Plusieurs revendications ont été portées par les organisations syndicales, notamment :
- Une campagne de sensibilisation des jeunes agents
- La compensation des 10 % de perte de salaire en cas de congé maladie ordinaire : cette mesure, déjà en place dans certains ministères, a été proposée pour renforcer la protection des agents.
- La transparence sur les méthodes de calcul des provisions : certaines organisations ont interrogé la pertinence des hypothèses retenues, jugées parfois trop prudentes, et leur impact sur le niveau des cotisations.
Les débats ont également abordé la question des hausses potentielles de cotisations en 2027. Les syndicats ont exprimé leur opposition à toute augmentation non justifiée et ont proposé des alternatives, comme un étalement des hausses sur plusieurs années ou des aides ciblées pour les agents aux revenus modestes.
3. Session santé : un excédent record et des débats sur son utilisation
Cet excédent ( dont la valeur ne peut être publié compte tenu de la confidentialité imposée), observé quelle que soit l’option choisie (panier de soins ou options 1, 2 et 3) ou le profil des bénéficiaires (actifs, conjoints, enfants, retraités), a suscité des discussions sur son affectation.
Principaux constats :
- Les actifs portent l’excédent, tandis que les retraités, en raison de coûts médicaux plus élevés, enregistrent un léger déséquilibre.

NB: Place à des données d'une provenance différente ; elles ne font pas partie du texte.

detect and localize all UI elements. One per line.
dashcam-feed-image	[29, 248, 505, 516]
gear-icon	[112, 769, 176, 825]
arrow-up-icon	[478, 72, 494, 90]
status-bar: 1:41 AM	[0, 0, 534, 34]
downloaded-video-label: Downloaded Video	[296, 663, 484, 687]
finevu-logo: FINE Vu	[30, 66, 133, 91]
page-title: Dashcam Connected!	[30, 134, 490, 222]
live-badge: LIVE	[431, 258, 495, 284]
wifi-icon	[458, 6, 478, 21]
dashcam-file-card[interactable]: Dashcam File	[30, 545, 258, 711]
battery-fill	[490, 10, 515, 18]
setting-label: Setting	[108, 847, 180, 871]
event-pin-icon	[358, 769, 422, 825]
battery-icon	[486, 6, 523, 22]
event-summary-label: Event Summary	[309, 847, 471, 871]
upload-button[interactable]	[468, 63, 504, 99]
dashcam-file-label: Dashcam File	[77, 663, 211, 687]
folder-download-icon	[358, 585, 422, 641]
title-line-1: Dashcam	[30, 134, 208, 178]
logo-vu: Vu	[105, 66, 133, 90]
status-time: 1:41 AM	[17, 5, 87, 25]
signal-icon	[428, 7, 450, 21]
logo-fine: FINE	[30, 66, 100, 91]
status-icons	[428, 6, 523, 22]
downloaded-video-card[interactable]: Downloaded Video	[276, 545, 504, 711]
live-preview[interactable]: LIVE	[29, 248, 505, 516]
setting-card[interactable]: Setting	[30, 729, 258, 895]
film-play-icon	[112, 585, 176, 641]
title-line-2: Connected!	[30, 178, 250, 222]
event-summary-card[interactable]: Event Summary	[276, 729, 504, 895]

- Les dépenses sont concentrées sur certains postes (dentaire, optique, soins de ville).
- L’option la plus protectrice (option 3) accuse un déficit, ce qui pourrait générer un déséquilibre entre cotisations et prestations sur le long terme.
- Un vieillissement des adhérents actifs est observé, susceptible d’alourdir les dépenses à moyen terme.
Revendications syndicales :
- L’Alliance du Trèfle a demandé que le coût de la gestion des « dispenses d’affiliation obligatoire » demandées par les agents soit déduit du résultat avant son affectation. Cela permettrait que Mercer prenne en charge une partie de cette « prestation » qu’il facture, plutôt qu’elle ne soit imputée uniquement sur les 90 % mis en réserve.
- Les organisations ont plaidé pour une baisse des cotisations pour les enfants, estimant que leur niveau actuel pèse trop lourdement sur les familles, en particulier les familles monoparentales. Une réflexion a également été engagée pour les enfants en situation de handicap.
- La question de la redistribution des excédents a été au cœur des échanges. Certains syndicats ont souligné que les agents cotisent davantage que nécessaire et que les réserves accumulées pourraient être utilisées pour améliorer les prestations ou réduire les cotisations, notamment pour les agents aux revenus les plus modestes.
Réponses de l’administration et de l’assureur :
- La baisse des tarifs n’est pas prévue dans le contrat actuel.
- La baisse du tarif enfant n’est pas jugée opportune, car c’est le poste qui affiche le ratio le plus proche de l’équilibre.
- Le coût de la gestion des dispenses ne peut être déduit avant l’affectation aux réserves, conformément aux dispositions contractuelles.
Perspectives : L’administration a reconnu la légitimité des revendications concernant les familles monoparentales et s’est engagée à étudier des pistes d’évolution, en s’inspirant des pratiques d’autres ministères. Des mécanismes de solidarité pourraient être débattus lors de la CPPS d’automne pour alléger la charge des cotisations enfants sans compromettre l’équilibre du régime.
Les projections financières, bien que prudentes, indiquent que la réserve actuelle permettrait d’absorber plusieurs années de déficit, même dans des scénarios défavorables. Cette situation a conduit les syndicats à interroger la pertinence de continuer à accumuler des réserves plutôt que de les utiliser pour améliorer immédiatement les prestations ou réduire les cotisations.